よって、人の五感に影響されないように、官能検査に加えて機器による香気物質の分析や段階希釈法による評価も行われます。

タヒチ種とバーボン種バニラビーンズの官能評価
バニラビーンズのタヒチ種とバーボン種の官能評価、香気物質の定量評価、香気物質の強度による文献考察がなされています(こちら)
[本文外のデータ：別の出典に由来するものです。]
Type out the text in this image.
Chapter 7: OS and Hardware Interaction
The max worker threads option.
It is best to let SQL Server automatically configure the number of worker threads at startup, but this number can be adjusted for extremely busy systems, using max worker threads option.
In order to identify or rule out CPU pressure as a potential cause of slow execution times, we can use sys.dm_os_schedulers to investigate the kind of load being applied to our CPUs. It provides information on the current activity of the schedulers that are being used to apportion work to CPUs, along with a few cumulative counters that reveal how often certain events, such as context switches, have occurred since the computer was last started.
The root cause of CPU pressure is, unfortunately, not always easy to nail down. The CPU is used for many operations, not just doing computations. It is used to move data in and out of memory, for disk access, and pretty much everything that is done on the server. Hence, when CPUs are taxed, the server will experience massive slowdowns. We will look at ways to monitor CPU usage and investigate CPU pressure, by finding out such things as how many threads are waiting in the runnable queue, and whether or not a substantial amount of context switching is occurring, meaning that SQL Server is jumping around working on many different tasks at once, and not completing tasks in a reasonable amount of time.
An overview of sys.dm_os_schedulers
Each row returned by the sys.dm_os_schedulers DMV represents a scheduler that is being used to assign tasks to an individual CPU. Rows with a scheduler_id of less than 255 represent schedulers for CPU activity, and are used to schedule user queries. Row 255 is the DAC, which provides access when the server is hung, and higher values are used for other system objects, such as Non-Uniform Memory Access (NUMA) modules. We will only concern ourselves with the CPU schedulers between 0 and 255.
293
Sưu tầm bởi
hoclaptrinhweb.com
今回、40代、50代、60代の主婦各1名によって、タヒチ種とバーボン種の香りの直感的感想評価をしてもらいました。
当然、盲検試験です。

 タヒチ種バーボン種
40代女性甘い、フローラルな香り車内で使用する清涼剤の匂い
50代女性バーボン種に比べて甘い感じーーーー
60代女性本当のバニラの香りーーーー

 

残念ながら評価は両者の比較となってしまいましたが、いずれの方もタヒチ種バニラビーンズを好ましいとの感想です。


タヒチ種の大きな特徴として、
1.  官能評価でフローラル(花の香気)な香りが強く、バーボン種のようなを乾燥果実・樹脂・木材系の匂いが少ないこと。
2.揮発性成分の定量分析で、タヒチ種のバニリン含量はバーボン種に比べて少ないが、アニス系成分が多い。
  一方、バーボン種の場合、揮発性成分の種類が少ない。
3.タヒチ種の香気成分分布はバーボン種と異なり、バニリンに加えてアニスアルコール、アニスアルデヒドなどアニス化合物の関与が大きい。
  これらがタヒチアンバニラビーンズの多様な香気の要因であり、バーボン種とは区別される。
と報告されています。

今後、日本でスウィート、ケーキ、菓子、飲料などにタヒチ種バビラビーンズが使用されることが多くなると思われます。
合成バニリンの香りに慣れた方々には、はじめは奇異な香気と感じられるでしょう。

香気は食品の味に影響するだけでなく、精神面にも影響を及ぼします。
タヒチ種バニラビーンズで豊かな生活を楽しんで頂きたいと思います。